22 Aug 2012

Down the lane: the little village and the Big House

Wentworth Village (where I took photos of the herd of cattle and posted on the blog a few weeks ago) has some unusual buildings that have been converted into private homes such as the windmill above, sometime known as the Saxon Tower.

The little estate village to the Big House, Wentworth Woodhouses, once owned by the Fitzwilliam dynasty, is still linked to its historical past with this industrial and mining family.  Many of the houses still have garden gates painted in the uniform green of the former owners.
The Big House is now owned by a private individual as the Fitzwilliam heritage died out with no heirs who could afford to maintain what is, in fact, the largest country house in England with the longest frontage of any in Europe.

Much of the land around the house was destroyed by open-cast mining after the Second World War when the government policy of the day was to take over privately-owned mines, but today the land is gradually being improved and settling back into rural and leisure use and the village is one of the best kept in the area.

Here are some more views of part of the village from the back lanes.

The spire of the present parish church, Holy Trinity, can be seen from all directions.

Some of the allotments from one of the back lanes.

The former Methodist Chapel, which is now a private residence.

A pretty cottage garden.

There's a bistro in the main street which was once the busy blacksmith's shop.  Now the small forge in the Builder's Yard creates ornamental items since times have changed!  (For example, the 18th century stable block on the estate had room for 84 horses for riding and driving coaches and carriages with a large riding school attached).  

The beacon, like many others, was set up for the millennium celebrations.

There's a family-owned garden centre which was part of the formal gardens of the Big House.It's a popular place to visit for purchasing plants with many other features and I will write about this another time.

You can see the old wall which enclosed this area of the estate.


  1. really big and really beautiful. i see a green pump in one of the garden shots that i really like. beautiful gardens. on a funny ha ha note, i read see the Spirit of present parish church and went what? read it again and saw spire... senior moments are so fun

  2. I had heard of Wentworth, though not sure why as I do not think I had ever seen any photos before today, thanks for the tour.

  3. What an intriguing book you could make from your photos and the history you share.

  4. I'm crazy about the new header today...old ruins combined with modern festival tents...such a fun contrast.

  5. Not only did I love these super photos of yours but I also enjoyed the history you put in your post. Great to read, thank you.

  6. p.s. meant to mention what a fantastic header photo too.

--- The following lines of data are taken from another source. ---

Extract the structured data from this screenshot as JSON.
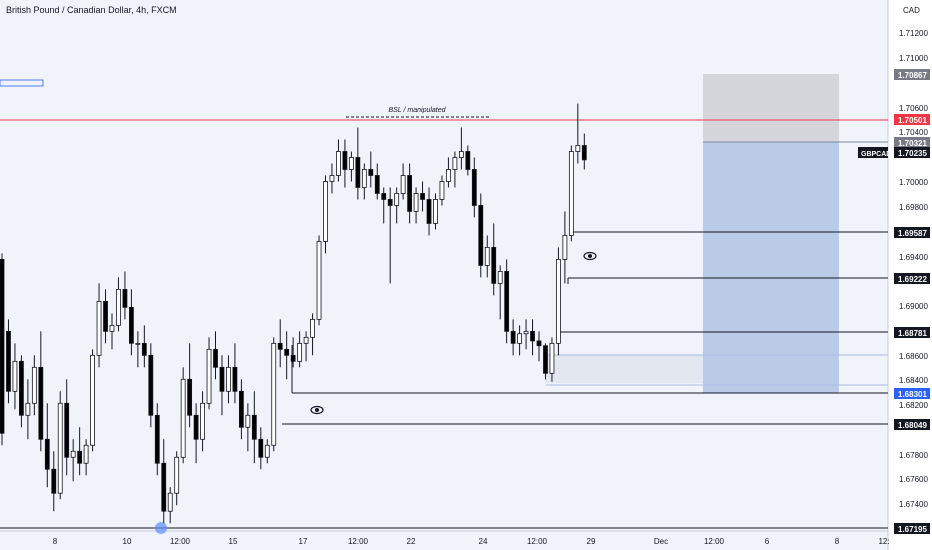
{
  "chart": {
    "title": "British Pound / Canadian Dollar, 4h, FXCM",
    "currency": "CAD",
    "symbol": "GBPCAD"
  },
  "price_axis": {
    "ticks": [
      "1.71200",
      "1.71000",
      "1.70600",
      "1.70400",
      "1.70000",
      "1.69800",
      "1.69400",
      "1.69000",
      "1.68600",
      "1.68400",
      "1.68200",
      "1.67800",
      "1.67600",
      "1.67400"
    ]
  },
  "time_axis": {
    "labels": [
      "8",
      "10",
      "12:00",
      "15",
      "17",
      "12:00",
      "22",
      "24",
      "12:00",
      "29",
      "Dec",
      "12:00",
      "6",
      "8",
      "12:"
    ]
  },
  "tags": {
    "price": "1.70235",
    "level_1": "1.70867",
    "level_2": "1.70501",
    "level_3": "1.70321",
    "level_4": "1.69587",
    "level_5": "1.69222",
    "level_6": "1.68781",
    "level_7": "1.68301",
    "level_8": "1.68049",
    "level_9": "1.67195"
  },
  "annotations": {
    "bsl_label": "BSL / manipulated"
  },
  "colors": {
    "background": "#f0f3fa",
    "candle_up": "#ffffff",
    "candle_down": "#000000",
    "resistance": "#f23645",
    "target_zone": "#b9cbe6",
    "stop_zone": "#d4d6dc",
    "accent": "#2962ff"
  },
  "icons": [
    "eye-icon",
    "eye-icon"
  ],
  "chart_data": {
    "type": "candlestick",
    "symbol": "GBPCAD",
    "timeframe": "4h",
    "source": "FXCM",
    "ylim": [
      1.6716,
      1.7148
    ],
    "levels": [
      1.70867,
      1.70501,
      1.70321,
      1.70235,
      1.69587,
      1.69222,
      1.68781,
      1.68301,
      1.68049,
      1.67195
    ],
    "position": {
      "type": "short",
      "entry": 1.70321,
      "stop": 1.70867,
      "target": 1.68301
    },
    "candles": [
      [
        1.694,
        1.6945,
        1.6785,
        1.6795
      ],
      [
        1.688,
        1.689,
        1.682,
        1.683
      ],
      [
        1.683,
        1.687,
        1.6815,
        1.6855
      ],
      [
        1.6855,
        1.686,
        1.68,
        1.681
      ],
      [
        1.681,
        1.684,
        1.679,
        1.682
      ],
      [
        1.682,
        1.686,
        1.681,
        1.685
      ],
      [
        1.685,
        1.688,
        1.678,
        1.679
      ],
      [
        1.679,
        1.682,
        1.675,
        1.6765
      ],
      [
        1.6765,
        1.678,
        1.673,
        1.6745
      ],
      [
        1.6745,
        1.683,
        1.674,
        1.682
      ],
      [
        1.682,
        1.684,
        1.676,
        1.6775
      ],
      [
        1.6775,
        1.679,
        1.6755,
        1.678
      ],
      [
        1.678,
        1.68,
        1.676,
        1.677
      ],
      [
        1.677,
        1.679,
        1.676,
        1.6785
      ],
      [
        1.6785,
        1.6865,
        1.678,
        1.686
      ],
      [
        1.686,
        1.692,
        1.685,
        1.6905
      ],
      [
        1.6905,
        1.6915,
        1.687,
        1.688
      ],
      [
        1.688,
        1.6895,
        1.6865,
        1.6885
      ],
      [
        1.6885,
        1.6925,
        1.688,
        1.6915
      ],
      [
        1.6915,
        1.693,
        1.689,
        1.69
      ],
      [
        1.69,
        1.6915,
        1.686,
        1.687
      ],
      [
        1.687,
        1.688,
        1.685,
        1.687
      ],
      [
        1.687,
        1.6885,
        1.685,
        1.686
      ],
      [
        1.686,
        1.687,
        1.68,
        1.681
      ],
      [
        1.681,
        1.682,
        1.676,
        1.677
      ],
      [
        1.677,
        1.679,
        1.672,
        1.673
      ],
      [
        1.673,
        1.675,
        1.672,
        1.6745
      ],
      [
        1.6745,
        1.678,
        1.6735,
        1.6775
      ],
      [
        1.6775,
        1.685,
        1.677,
        1.684
      ],
      [
        1.684,
        1.687,
        1.68,
        1.681
      ],
      [
        1.681,
        1.682,
        1.677,
        1.679
      ],
      [
        1.679,
        1.683,
        1.678,
        1.682
      ],
      [
        1.682,
        1.6875,
        1.6815,
        1.6865
      ],
      [
        1.6865,
        1.688,
        1.684,
        1.685
      ],
      [
        1.685,
        1.686,
        1.681,
        1.683
      ],
      [
        1.683,
        1.686,
        1.682,
        1.685
      ],
      [
        1.685,
        1.687,
        1.682,
        1.683
      ],
      [
        1.683,
        1.684,
        1.679,
        1.68
      ],
      [
        1.68,
        1.682,
        1.678,
        1.681
      ],
      [
        1.681,
        1.683,
        1.677,
        1.679
      ],
      [
        1.679,
        1.68,
        1.6765,
        1.6775
      ],
      [
        1.6775,
        1.679,
        1.677,
        1.6785
      ],
      [
        1.6785,
        1.6875,
        1.678,
        1.687
      ],
      [
        1.687,
        1.689,
        1.685,
        1.6865
      ],
      [
        1.6865,
        1.688,
        1.684,
        1.686
      ],
      [
        1.686,
        1.6875,
        1.685,
        1.6855
      ],
      [
        1.6855,
        1.688,
        1.685,
        1.687
      ],
      [
        1.687,
        1.688,
        1.6855,
        1.6875
      ],
      [
        1.6875,
        1.6895,
        1.686,
        1.689
      ],
      [
        1.689,
        1.696,
        1.6885,
        1.6955
      ],
      [
        1.6955,
        1.701,
        1.6945,
        1.7005
      ],
      [
        1.7005,
        1.702,
        1.6995,
        1.701
      ],
      [
        1.701,
        1.704,
        1.7005,
        1.703
      ],
      [
        1.703,
        1.704,
        1.7,
        1.7015
      ],
      [
        1.7015,
        1.703,
        1.7005,
        1.7025
      ],
      [
        1.7025,
        1.705,
        1.699,
        1.7
      ],
      [
        1.7,
        1.702,
        1.699,
        1.7015
      ],
      [
        1.7015,
        1.703,
        1.7,
        1.701
      ],
      [
        1.701,
        1.702,
        1.699,
        1.6995
      ],
      [
        1.6995,
        1.7,
        1.697,
        1.699
      ],
      [
        1.699,
        1.7,
        1.692,
        1.6985
      ],
      [
        1.6985,
        1.7,
        1.697,
        1.6995
      ],
      [
        1.6995,
        1.702,
        1.699,
        1.701
      ],
      [
        1.701,
        1.702,
        1.697,
        1.698
      ],
      [
        1.698,
        1.7,
        1.697,
        1.6995
      ],
      [
        1.6995,
        1.7005,
        1.698,
        1.699
      ],
      [
        1.699,
        1.7,
        1.696,
        1.697
      ],
      [
        1.697,
        1.6995,
        1.6965,
        1.699
      ],
      [
        1.699,
        1.701,
        1.6985,
        1.7005
      ],
      [
        1.7005,
        1.7025,
        1.7,
        1.7015
      ],
      [
        1.7015,
        1.703,
        1.7,
        1.7025
      ],
      [
        1.7025,
        1.705,
        1.7015,
        1.703
      ],
      [
        1.703,
        1.7035,
        1.701,
        1.7015
      ],
      [
        1.7015,
        1.7025,
        1.6975,
        1.6985
      ],
      [
        1.6985,
        1.6995,
        1.6925,
        1.6935
      ],
      [
        1.6935,
        1.696,
        1.6925,
        1.695
      ],
      [
        1.695,
        1.697,
        1.691,
        1.692
      ],
      [
        1.692,
        1.6935,
        1.689,
        1.693
      ],
      [
        1.693,
        1.694,
        1.687,
        1.688
      ],
      [
        1.688,
        1.689,
        1.686,
        1.687
      ],
      [
        1.687,
        1.6885,
        1.686,
        1.6878
      ],
      [
        1.6878,
        1.689,
        1.6865,
        1.688
      ],
      [
        1.688,
        1.689,
        1.686,
        1.6872
      ],
      [
        1.6872,
        1.688,
        1.6855,
        1.6868
      ],
      [
        1.6868,
        1.687,
        1.684,
        1.6845
      ],
      [
        1.6845,
        1.6875,
        1.6838,
        1.687
      ],
      [
        1.687,
        1.695,
        1.686,
        1.694
      ],
      [
        1.694,
        1.698,
        1.692,
        1.696
      ],
      [
        1.696,
        1.7035,
        1.6955,
        1.703
      ],
      [
        1.703,
        1.707,
        1.702,
        1.7035
      ],
      [
        1.7035,
        1.7045,
        1.7015,
        1.7023
      ]
    ]
  }
}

  7. Well, I had to go back and find the green pump in one of the allotments after reading Sandra's comments and laughed at the 'spirit' of!:>) I like the pump too and sometimes I totally mess up a word and think, "What in the world?!" Then I go back and reread and do the "Ahhh, duh!" moment.

    My mouth literally dropped open at the sight of that house. I checked and it was open. The huge estates never cease to amaze me. I can't even wrap my head around living in the servants' quarters, you know? Astonishing, always.
    Beautiful too.
    I too love how you tell us the history of what we are seeing. It makes it all so interesting and even more incredible. I always feel like I'm taking a little escape trip when I visit here. Feeling blue? Go for a spin at Tapestry!;>)

    Your header is esp. cool too with the combination of old and new.